Jenny Wortha: Bei den internationalen Pflegekräften handelt es sich in den allermeisten Fällen um Einzelpersonen, die die möblierten Appartements nutzen. Nach etwa sechs bis acht Monaten ist auch der Familiennachzug realistisch. In der Zwischenzeit haben diese Pflegekräfte sehr häufig bereits eine eigene Wohnung gefunden. Bei unseren Auszubildenden ist dieses Modell nicht so attraktiv, da es im Vergleich zu Berliner WG-Zimmern doch sehr teuer ist. Bieten wir auf dem hart umkämpften Berliner Wohnungsmarkt sehr günstige und arbeitsplatznahe Wohnungen an, müssen wir einen geeigneten Prozess finden, damit dieser Wohnraum nach Beendigung der Ausbildungszeit wieder neuen Auszubildenden zur Verfügung steht. Für uns als Unternehmen ist es in dem Falle nicht sinnvoll, wenn die Auszubildenden nach ihrem Abschluss diesen Wohnraum weiter nutzen.
Um hier passgenauere Lösungen anbieten zu können, planen wir als Unternehmen, eigene Wohnungen für Auszubildende in Kooperation mit Vermietern zu bauen. Idealerweise rechnen wir hier mit einem Zeithorizont von fünf Jahren bis zur Fertigstellung.
Welche Vorteile erwachsen aus der Bereitstellung von Wohnungen für Pflegekräfte?
Jenny Wortha: Ein ganz großer Vorteil besteht darin, dass wir durch die Bereitstellung von Wohnraum als attraktiver(er) Arbeitgeber auf dem Markt wahrgenommen werden.
Zudem stellen wir den zukünftigen Mitarbeitern auch eine Planungssicherheit zur Verfügung.

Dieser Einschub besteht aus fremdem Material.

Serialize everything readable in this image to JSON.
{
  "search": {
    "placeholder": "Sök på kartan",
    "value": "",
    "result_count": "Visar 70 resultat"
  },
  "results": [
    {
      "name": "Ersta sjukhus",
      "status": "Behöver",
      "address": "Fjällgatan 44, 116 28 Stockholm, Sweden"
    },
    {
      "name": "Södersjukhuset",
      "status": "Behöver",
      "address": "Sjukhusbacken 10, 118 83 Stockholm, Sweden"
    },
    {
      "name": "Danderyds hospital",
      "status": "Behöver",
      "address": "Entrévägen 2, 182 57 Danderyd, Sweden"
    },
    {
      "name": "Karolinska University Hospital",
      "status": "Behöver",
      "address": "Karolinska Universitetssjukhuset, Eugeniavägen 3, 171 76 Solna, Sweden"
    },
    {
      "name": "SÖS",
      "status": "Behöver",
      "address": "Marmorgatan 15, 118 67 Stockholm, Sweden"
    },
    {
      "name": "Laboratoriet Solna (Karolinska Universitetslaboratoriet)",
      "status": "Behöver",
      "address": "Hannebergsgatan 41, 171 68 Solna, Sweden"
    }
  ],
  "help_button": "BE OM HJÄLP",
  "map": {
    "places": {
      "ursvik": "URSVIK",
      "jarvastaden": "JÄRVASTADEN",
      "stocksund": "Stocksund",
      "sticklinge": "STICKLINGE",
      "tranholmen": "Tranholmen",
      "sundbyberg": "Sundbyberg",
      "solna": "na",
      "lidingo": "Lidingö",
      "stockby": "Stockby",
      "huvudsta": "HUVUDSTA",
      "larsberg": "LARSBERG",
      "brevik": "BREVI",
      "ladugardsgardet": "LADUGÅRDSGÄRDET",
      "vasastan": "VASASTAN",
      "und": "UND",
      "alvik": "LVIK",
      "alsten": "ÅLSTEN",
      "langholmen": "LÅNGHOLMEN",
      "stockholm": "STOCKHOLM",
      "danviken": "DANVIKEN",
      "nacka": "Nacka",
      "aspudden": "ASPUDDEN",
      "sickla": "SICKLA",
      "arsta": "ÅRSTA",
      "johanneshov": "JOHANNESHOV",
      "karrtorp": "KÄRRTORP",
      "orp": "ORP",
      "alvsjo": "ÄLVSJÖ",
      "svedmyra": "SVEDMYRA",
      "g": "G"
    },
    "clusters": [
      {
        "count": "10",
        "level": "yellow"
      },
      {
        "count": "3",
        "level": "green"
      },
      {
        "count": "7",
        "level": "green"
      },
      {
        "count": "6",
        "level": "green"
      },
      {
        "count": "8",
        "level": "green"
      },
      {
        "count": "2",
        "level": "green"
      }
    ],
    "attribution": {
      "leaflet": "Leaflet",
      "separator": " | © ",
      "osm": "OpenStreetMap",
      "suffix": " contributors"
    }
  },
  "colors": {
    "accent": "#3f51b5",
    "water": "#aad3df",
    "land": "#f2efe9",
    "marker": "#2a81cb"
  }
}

Denn es ist deutlich einfacher, einen Vertrag beim alten Arbeitgeber und eine Wohnung beim alten Vermieter zu kündigen und einen neuen Vertrag beim zukünftigen Arbeitgeber zu unterzeichnen, wenn der Wohnraum in der Nähe der neuen Arbeitsstelle von Beginn an sichergestellt ist.
Wir befinden uns immer noch in einer durch die Corona-Pandemie geprägten Zeit. Wird es aus Ihrer Sicht nach Corona noch schwieriger, Mitarbeiter für die Pflege zu gewinnen und zu binden?
Jenny Wortha: Ich hoffe, dass es durch die Corona-Pandemie eher leichter geworden ist, Mitarbeiter zu finden und zu binden. Wir haben zum Beispiel eine größere Anzahl an Mitarbeitern zusätzlich gewinnen können, die die Fachausbildung zur Pflegekraft ursprünglich mal abgeschlossen haben, aber später in einen anderen Beruf gewechselt sind. Corona-bedingt hatten wir dazu einen großen Aufruf über Social Media gestartet. Von diesen Mitarbeitern hoffen wir, dass sie nicht nur kurz in unserem Unternehmen bleiben, sondern in eine langfristige Beschäftigung übergehen.
Wir haben zudem die Erfahrung gemacht, dass viele unserer Pflegekräfte ihren Arbeitsplatz gerade in der jetzigen Situation als besonders krisenfest und zukunftssicher (sozusagen mit Jobgarantie) auffassen.
Vor allem, wenn man bedenkt, wie viele Branchen ihre Mitarbeiter in Kurzarbeit schicken mussten.
Ich hoffe, dass dadurch das Image des Berufs aufgewertet und mehr Begeisterung für diesen Beruf generiert werden kann.
Herzlichen Dank für dieses Gespräch!